Before getting to prediction, the play-by-play data enables us to probe some of the heuristics that coaches use to make gametime decisions. First, while fatigue seems to play a role as free throw percentage decreases by 1% in the fourth quarter, it spikes to 77.4% in the last minute of the game, presumably due to the best shooters being on the floor. Also, there is a consistent decrease of 2-3% for the first few minutes of each quarter. This may indicate that players take some time to warm up, further supported by the second free throw of a pair being made 4.6% more often than the first free throw. Seeing these large effects in the league-wide free throw percentages motivates that situational information can be used to better predict a player's likelihood to make a free throw at any point during the game. In addition to being interesting in its own right, this prediction tool is useful for coaches to better decide which players to play in a given situation and which opposing players to foul. So far, a tuned random forest classifier with situational data yields free throw percentages around 3% better than just using season and career data. While there is still room for better models considering the new dataset at our disposal, the current 3% improvement is definitely enough influence strategic decisions as differences between players' free throw percentages are often within a few points.

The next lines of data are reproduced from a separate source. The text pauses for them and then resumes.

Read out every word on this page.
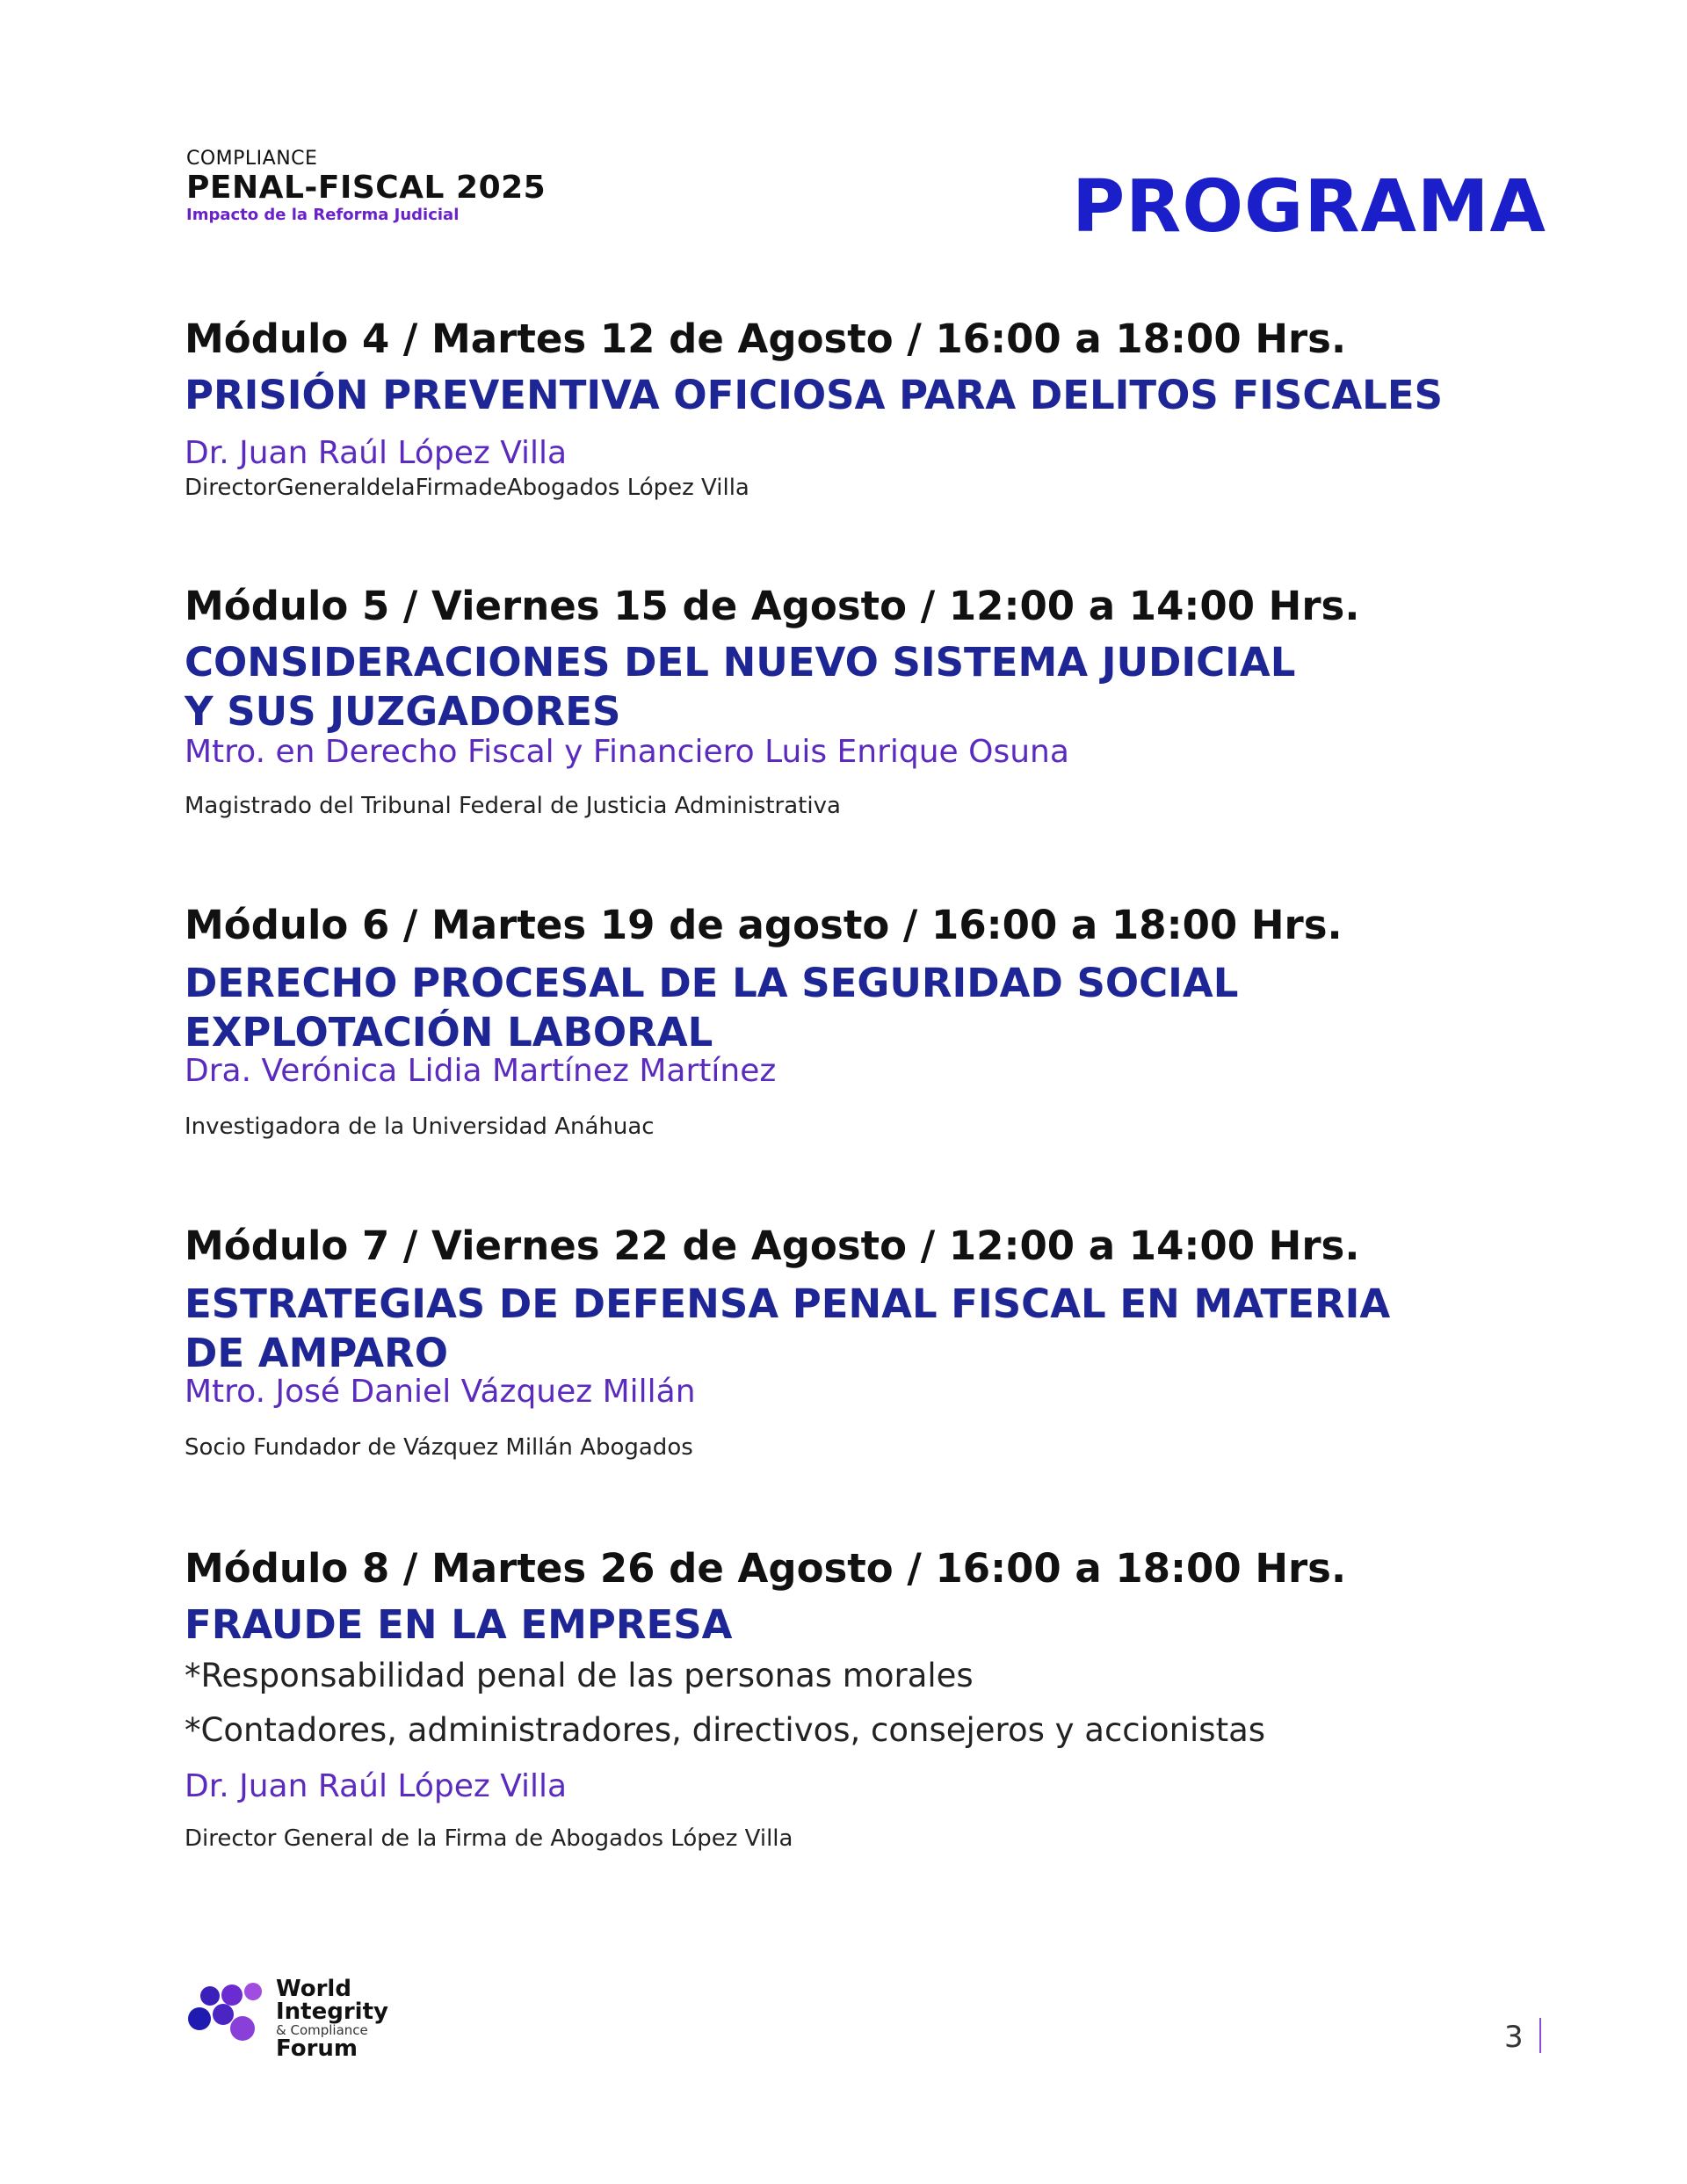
COMPLIANCE
PENAL-FISCAL 2025
Impacto de la Reforma Judicial	PROGRAMA
Módulo 4 / Martes 12 de Agosto / 16:00 a 18:00 Hrs.
PRISIÓN PREVENTIVA OFICIOSA PARA DELITOS FISCALES
Dr. Juan Raúl López Villa
DirectorGeneraldelaFirmadeAbogados López Villa
Módulo 5 / Viernes 15 de Agosto / 12:00 a 14:00 Hrs.
CONSIDERACIONES DEL NUEVO SISTEMA JUDICIAL
Y SUS JUZGADORES
Mtro. en Derecho Fiscal y Financiero Luis Enrique Osuna
Magistrado del Tribunal Federal de Justicia Administrativa
Módulo 6 / Martes 19 de agosto / 16:00 a 18:00 Hrs.
DERECHO PROCESAL DE LA SEGURIDAD SOCIAL
EXPLOTACIÓN LABORAL
Dra. Verónica Lidia Martínez Martínez
Investigadora de la Universidad Anáhuac
Módulo 7 / Viernes 22 de Agosto / 12:00 a 14:00 Hrs.
ESTRATEGIAS DE DEFENSA PENAL FISCAL EN MATERIA
DE AMPARO
Mtro. José Daniel Vázquez Millán
Socio Fundador de Vázquez Millán Abogados
Módulo 8 / Martes 26 de Agosto / 16:00 a 18:00 Hrs.
FRAUDE EN LA EMPRESA
*Responsabilidad penal de las personas morales
*Contadores, administradores, directivos, consejeros y accionistas
Dr. Juan Raúl López Villa
Director General de la Firma de Abogados López Villa
World
Integrity
& Compliance
Forum	3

Kobe Bryant's Shooting Percentage Kaggle Competition

In honor of Kobe Bryant retiring from the NBA after playing for 20 years, Kaggle hosted a competition to predict his likelihood of making various shots. The data was already very clean, so the main effort went into feature engineering and evaluating different types of classifiers. Much of the data was qualitative categories of shot type, action type, or opponent, each of which had many options. I handled this using dummy variables corresponding to each option in each category, which Pandas makes very simple. Some of the classifiers I tried were random forests, gradient boosting, and adaptive boosting, with a carefully tuned random forest performing the best. The classifiers were evaluated using 10-fold cross validation and the log-loss metric. I was trying to predict a chance of making the shot, but in the data, the shot is either a make (1) or miss (0). Therefore, the log-loss makes sense as a metric because it penalizes more if the prediction is confidently wrong. You can view my analysis in the iPython notebook. There is nothing wild about the approach, but this shows that sensible feature engineering and cross validation is enough to reach 4th place out of over 1000 on the public leaderboard.